The FDA reversed its initial refuse-to-file decision on Moderna’s mRNA influenza vaccine after the company proposed a revised regulatory approach involving full approval for adults 50-64 and accelerated approval for those 65 and older. Reports suggest this reversal followed President Trump’s frustration with the agency’s vaccine handling, though White House officials denied presidential involvement.
Commissioner Makary advocated for expanding over-the-counter drug availability, stating that medications should only require prescriptions if they’re unsafe, need laboratory monitoring, could be used nefariously, or are addictive. This aligns with administration efforts to lower drug prices.
In personnel changes, NIH Director Jay Bhattacharya became acting CDC director after Jim O’Neill’s dismissal—the fifth director removed this year.

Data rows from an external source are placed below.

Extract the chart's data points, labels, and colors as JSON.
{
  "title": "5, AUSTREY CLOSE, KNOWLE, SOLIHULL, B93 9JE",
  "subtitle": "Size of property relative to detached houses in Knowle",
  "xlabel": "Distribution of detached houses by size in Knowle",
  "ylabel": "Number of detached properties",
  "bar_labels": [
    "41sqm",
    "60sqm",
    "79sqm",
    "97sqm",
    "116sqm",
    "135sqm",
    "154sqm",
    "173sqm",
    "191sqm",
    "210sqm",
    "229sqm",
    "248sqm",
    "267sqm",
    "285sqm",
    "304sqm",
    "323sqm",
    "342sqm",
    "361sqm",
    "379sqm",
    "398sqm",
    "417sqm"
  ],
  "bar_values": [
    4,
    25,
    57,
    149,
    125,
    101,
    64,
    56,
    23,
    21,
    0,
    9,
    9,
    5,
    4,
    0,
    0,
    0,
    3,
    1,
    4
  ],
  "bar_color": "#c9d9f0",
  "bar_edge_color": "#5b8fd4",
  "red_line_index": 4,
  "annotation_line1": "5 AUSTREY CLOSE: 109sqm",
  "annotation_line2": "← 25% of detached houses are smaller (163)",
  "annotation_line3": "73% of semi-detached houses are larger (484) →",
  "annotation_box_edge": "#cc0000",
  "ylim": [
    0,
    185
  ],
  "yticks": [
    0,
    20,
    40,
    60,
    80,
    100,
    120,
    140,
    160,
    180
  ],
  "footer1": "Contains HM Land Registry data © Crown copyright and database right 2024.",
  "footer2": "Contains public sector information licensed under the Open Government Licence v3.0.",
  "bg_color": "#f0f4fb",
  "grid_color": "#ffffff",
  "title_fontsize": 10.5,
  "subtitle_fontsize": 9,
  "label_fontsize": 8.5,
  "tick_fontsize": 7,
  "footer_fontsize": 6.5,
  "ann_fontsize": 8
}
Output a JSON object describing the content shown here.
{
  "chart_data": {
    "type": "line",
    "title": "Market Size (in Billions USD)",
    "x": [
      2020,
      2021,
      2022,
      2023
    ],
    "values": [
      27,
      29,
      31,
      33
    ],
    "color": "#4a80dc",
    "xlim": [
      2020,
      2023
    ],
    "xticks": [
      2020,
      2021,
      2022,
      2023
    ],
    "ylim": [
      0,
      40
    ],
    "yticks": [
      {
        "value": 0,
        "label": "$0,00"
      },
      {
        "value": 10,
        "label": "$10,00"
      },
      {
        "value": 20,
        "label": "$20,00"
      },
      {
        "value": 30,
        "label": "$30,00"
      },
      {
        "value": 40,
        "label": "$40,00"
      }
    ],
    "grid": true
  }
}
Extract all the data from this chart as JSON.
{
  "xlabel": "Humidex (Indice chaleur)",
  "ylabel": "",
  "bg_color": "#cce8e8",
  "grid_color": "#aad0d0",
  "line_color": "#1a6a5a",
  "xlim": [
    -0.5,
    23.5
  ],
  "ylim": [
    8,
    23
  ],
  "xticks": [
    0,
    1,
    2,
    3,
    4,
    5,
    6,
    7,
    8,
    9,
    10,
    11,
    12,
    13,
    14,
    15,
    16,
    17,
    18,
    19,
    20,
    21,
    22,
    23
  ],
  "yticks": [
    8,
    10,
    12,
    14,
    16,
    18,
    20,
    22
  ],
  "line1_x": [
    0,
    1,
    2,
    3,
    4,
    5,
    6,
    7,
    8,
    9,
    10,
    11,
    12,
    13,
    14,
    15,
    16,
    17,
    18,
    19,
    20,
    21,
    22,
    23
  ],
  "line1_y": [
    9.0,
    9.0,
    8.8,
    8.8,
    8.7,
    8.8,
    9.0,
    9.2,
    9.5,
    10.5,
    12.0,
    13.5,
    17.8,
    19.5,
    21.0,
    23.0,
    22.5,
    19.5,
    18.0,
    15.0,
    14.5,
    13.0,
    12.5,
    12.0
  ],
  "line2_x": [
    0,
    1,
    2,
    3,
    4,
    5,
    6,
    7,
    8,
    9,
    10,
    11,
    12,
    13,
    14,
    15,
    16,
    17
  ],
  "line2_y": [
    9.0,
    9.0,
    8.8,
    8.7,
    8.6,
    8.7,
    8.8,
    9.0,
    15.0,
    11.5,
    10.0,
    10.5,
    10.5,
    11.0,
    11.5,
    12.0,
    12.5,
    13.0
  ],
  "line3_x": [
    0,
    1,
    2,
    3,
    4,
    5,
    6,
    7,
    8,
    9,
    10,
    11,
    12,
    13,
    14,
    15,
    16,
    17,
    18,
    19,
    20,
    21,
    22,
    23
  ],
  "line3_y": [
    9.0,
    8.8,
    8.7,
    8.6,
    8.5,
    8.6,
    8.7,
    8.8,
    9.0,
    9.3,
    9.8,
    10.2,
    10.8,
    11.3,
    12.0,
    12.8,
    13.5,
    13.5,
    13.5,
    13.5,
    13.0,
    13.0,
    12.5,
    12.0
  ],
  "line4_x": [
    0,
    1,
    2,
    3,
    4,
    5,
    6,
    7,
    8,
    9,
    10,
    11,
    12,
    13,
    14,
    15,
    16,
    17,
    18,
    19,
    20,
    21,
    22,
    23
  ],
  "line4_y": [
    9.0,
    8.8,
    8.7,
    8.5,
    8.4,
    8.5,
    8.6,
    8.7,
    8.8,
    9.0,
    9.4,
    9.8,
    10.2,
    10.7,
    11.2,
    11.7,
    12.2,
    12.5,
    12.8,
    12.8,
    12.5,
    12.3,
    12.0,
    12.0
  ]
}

Other updates include: AstraZeneca’s Calquence receiving approval for chronic lymphocytic leukemia treatment; upcoming meetings on rare disease data sharing and generic drug development; FDA recognition of updated international medical device standards; and a safety alert regarding Trividia Health’s glucose monitoring system manual error that could delay treatment for high glucose events.
The Duke-Margolis Institute and FDA will co-host a March 30 meeting on rare disease data sharing practices.